Mostra de Cinema Gostoso troca praia paradisíaca pelo espaço digital
Por Maria do Rosário Caetano
Se há um festival brasileiro que valoriza sua paisagem física – a Praia do Maceió, no ensolarado litoral potiguar –, ele tem nome e endereço: Mostra de Cinema de Gostoso, realizada anualmente no pequeno município de São Miguel do Gostoso. Pois esse ano, por causa da pandemia do coronavírus, o festival mais badalado do Rio Grande do Norte também acontecerá no espaço digital.
O evento trocará, portanto, seu cinema de 500 lugares, montado nas areias da praia, sob a luz das estrelas (e da lua), pela luz azulado-metálica da TV (o acesso se fará pelo innsaei.tv).
Antigo vilarejo hippie, São Miguel do Gostoso, de apenas 10 mil habitantes, assiste, há quase uma década, verdadeira efervescência cinematográfica. Graças a oficinas e cursos ministrados por profissionais convidados pela mostra, a produção local já soma acervo de dezenas de curtas-metragens (alguns já premiados em festivais nacionais).
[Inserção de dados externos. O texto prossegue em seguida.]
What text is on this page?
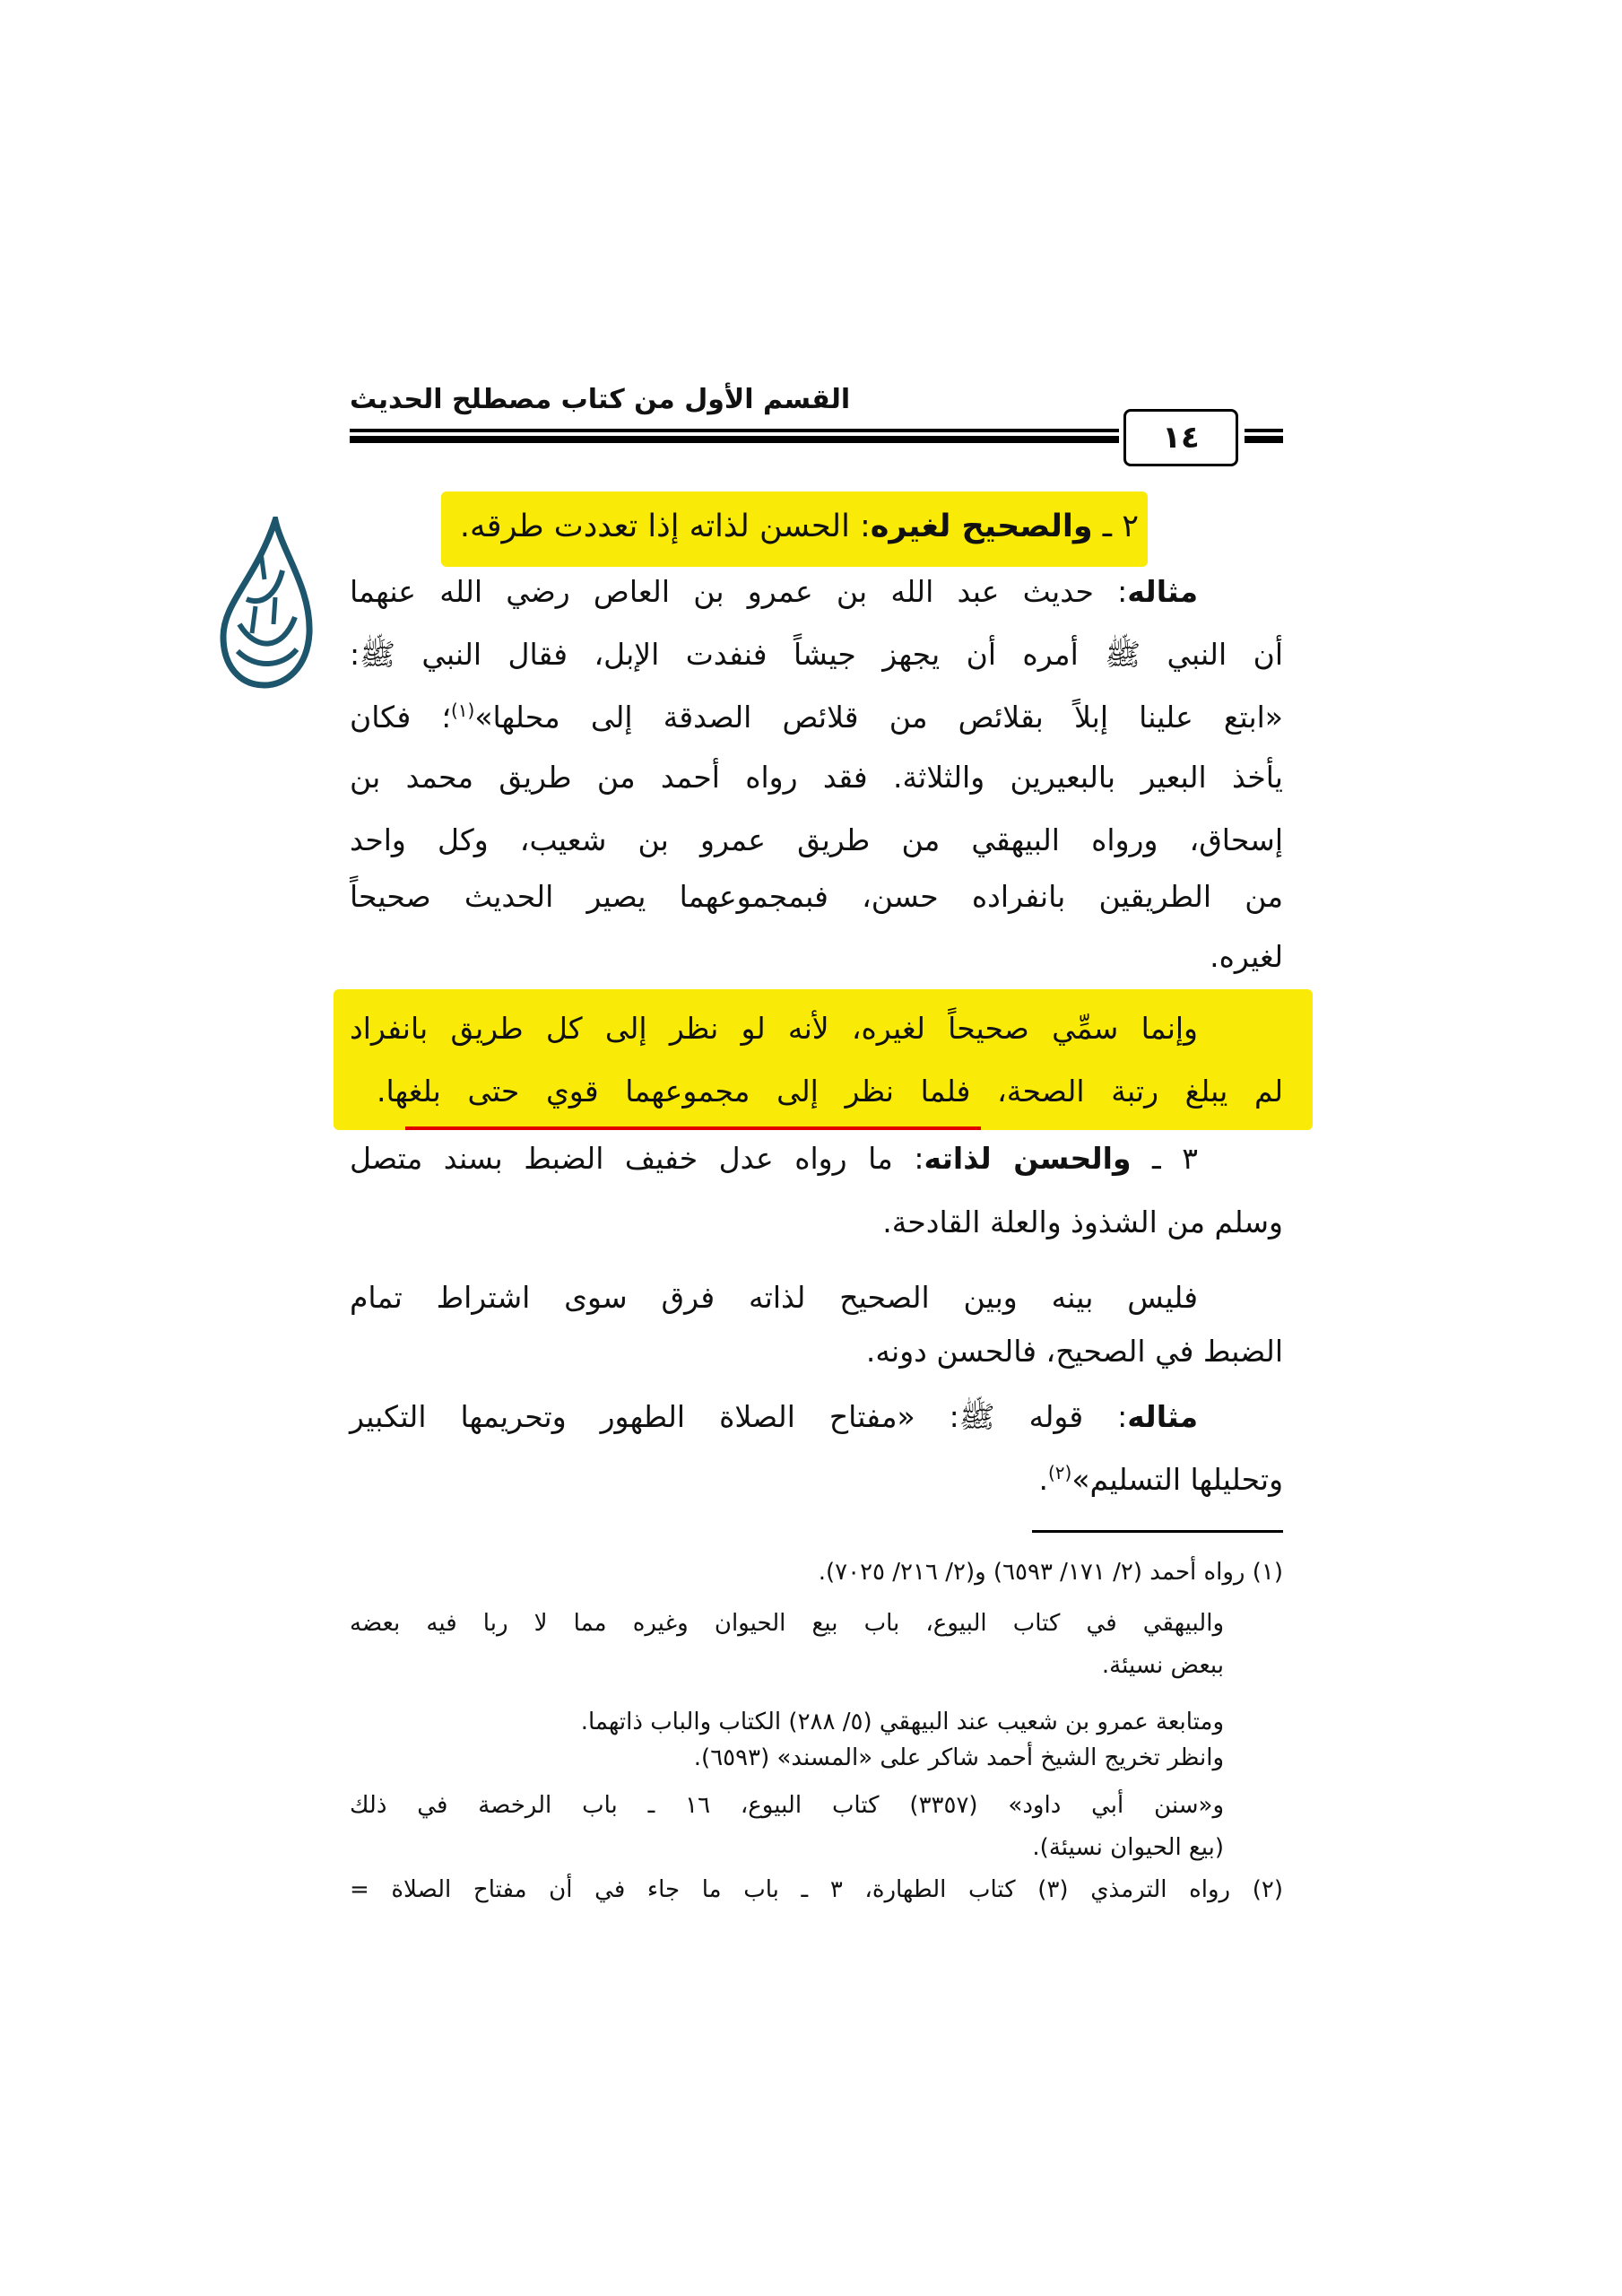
القسم الأول من كتاب مصطلح الحديث
١٤
٢ ـ والصحيح لغيره: الحسن لذاته إذا تعددت طرقه.
مثاله: حديث عبد الله بن عمرو بن العاص رضي الله عنهما
أن النبي ﷺ أمره أن يجهز جيشاً فنفدت الإبل، فقال النبي ﷺ:
«ابتع علينا إبلاً بقلائص من قلائص الصدقة إلى محلها»$^{(١)}$؛ فكان
يأخذ البعير بالبعيرين والثلاثة. فقد رواه أحمد من طريق محمد بن
إسحاق، ورواه البيهقي من طريق عمرو بن شعيب، وكل واحد
من الطريقين بانفراده حسن، فبمجموعهما يصير الحديث صحيحاً
لغيره.
وإنما سمِّي صحيحاً لغيره، لأنه لو نظر إلى كل طريق بانفراد
لم يبلغ رتبة الصحة، فلما نظر إلى مجموعهما قوي حتى بلغها.
٣ ـ والحسن لذاته: ما رواه عدل خفيف الضبط بسند متصل
وسلم من الشذوذ والعلة القادحة.
فليس بينه وبين الصحيح لذاته فرق سوى اشتراط تمام
الضبط في الصحيح، فالحسن دونه.
مثاله: قوله ﷺ: «مفتاح الصلاة الطهور وتحريمها التكبير
وتحليلها التسليم»$^{(٢)}$.
(١) رواه أحمد (٢/ ١٧١/ ٦٥٩٣) و(٢/ ٢١٦/ ٧٠٢٥).
والبيهقي في كتاب البيوع، باب بيع الحيوان وغيره مما لا ربا فيه بعضه
ببعض نسيئة.
ومتابعة عمرو بن شعيب عند البيهقي (٥/ ٢٨٨) الكتاب والباب ذاتهما.
وانظر تخريج الشيخ أحمد شاكر على «المسند» (٦٥٩٣).
و«سنن أبي داود» (٣٣٥٧) كتاب البيوع، ١٦ ـ باب الرخصة في ذلك
(بيع الحيوان نسيئة).
(٢) رواه الترمذي (٣) كتاب الطهارة، ٣ ـ باب ما جاء في أن مفتاح الصلاة =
Todos, registre-se, foram gerados pelo Núcleo Nós do Audiovisual, coletivo dos mais atuantes.
Dessa quarta-feira, 10, até domingo, 14, a sétima edição do festival, organizado pelos cineastas e produtores Eugenio Puppo e Matheus Sundfeld, apresentará 34 filmes de curta, média e longa-metragem, três masterclasses, oficinas e laboratório de novos projetos.
Ismail Xavier, pesquisador e professor da USP, ministrará masterclass sobre seu livro “Sétima Arte, um Culto Moderno: o Idealismo Estético e o Cinema”, escrito em 1978, e reeditado pela Sesc Editora, há três anos. Em seu estudo, o pesquisador uspiano analisa a afirmação do cinema como forma de arte e o por quê de sua acolhida, pelos modernos, como uma linguagem de expressão artística fundamentalmente moderna.
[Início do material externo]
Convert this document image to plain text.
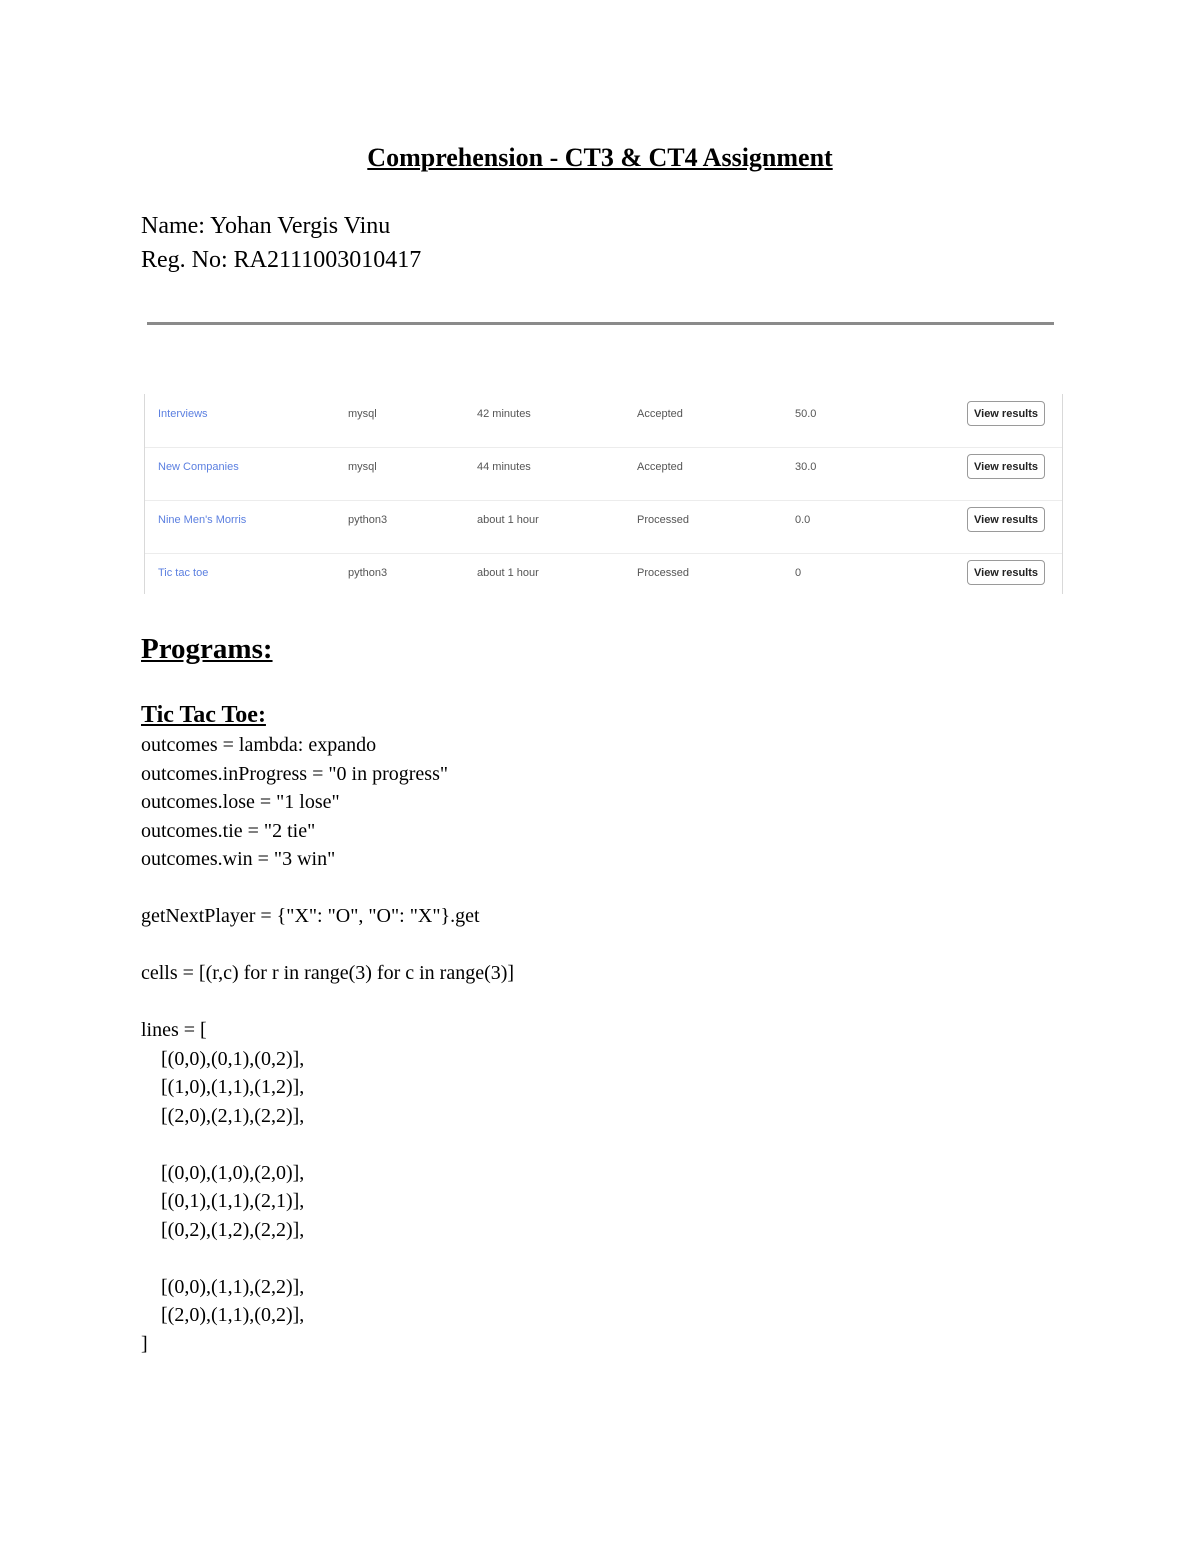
Comprehension - CT3 & CT4 Assignment
Name: Yohan Vergis Vinu
Reg. No: RA2111003010417
Interviews	mysql	42 minutes	Accepted	50.0	View results
New Companies	mysql	44 minutes	Accepted	30.0	View results
Nine Men's Morris	python3	about 1 hour	Processed	0.0	View results
Tic tac toe	python3	about 1 hour	Processed	0	View results
Programs:
Tic Tac Toe:
outcomes = lambda: expando
outcomes.inProgress = "0 in progress"
outcomes.lose = "1 lose"
outcomes.tie = "2 tie"
outcomes.win = "3 win"

getNextPlayer = {"X": "O", "O": "X"}.get

cells = [(r,c) for r in range(3) for c in range(3)]

lines = [
[(0,0),(0,1),(0,2)],
[(1,0),(1,1),(1,2)],
[(2,0),(2,1),(2,2)],

[(0,0),(1,0),(2,0)],
[(0,1),(1,1),(2,1)],
[(0,2),(1,2),(2,2)],

[(0,0),(1,1),(2,2)],
[(2,0),(1,1),(0,2)],
]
A Mostra de Gostoso terá, nessa edição online, a preservação da memória audiovisual brasileira como eixo temático. Por isso, prestará tributo à Cinemateca Brasileira, que vive sua maior crise. Eugenio Puppo, autor de filmes de arquivo como “Ozualdo Candeias e o Cinema”, faz questão de lembrar que “a instituição guarda o maior acervo audiovisual da América do Sul e zela por mais de 250 mil rolos de filmes”.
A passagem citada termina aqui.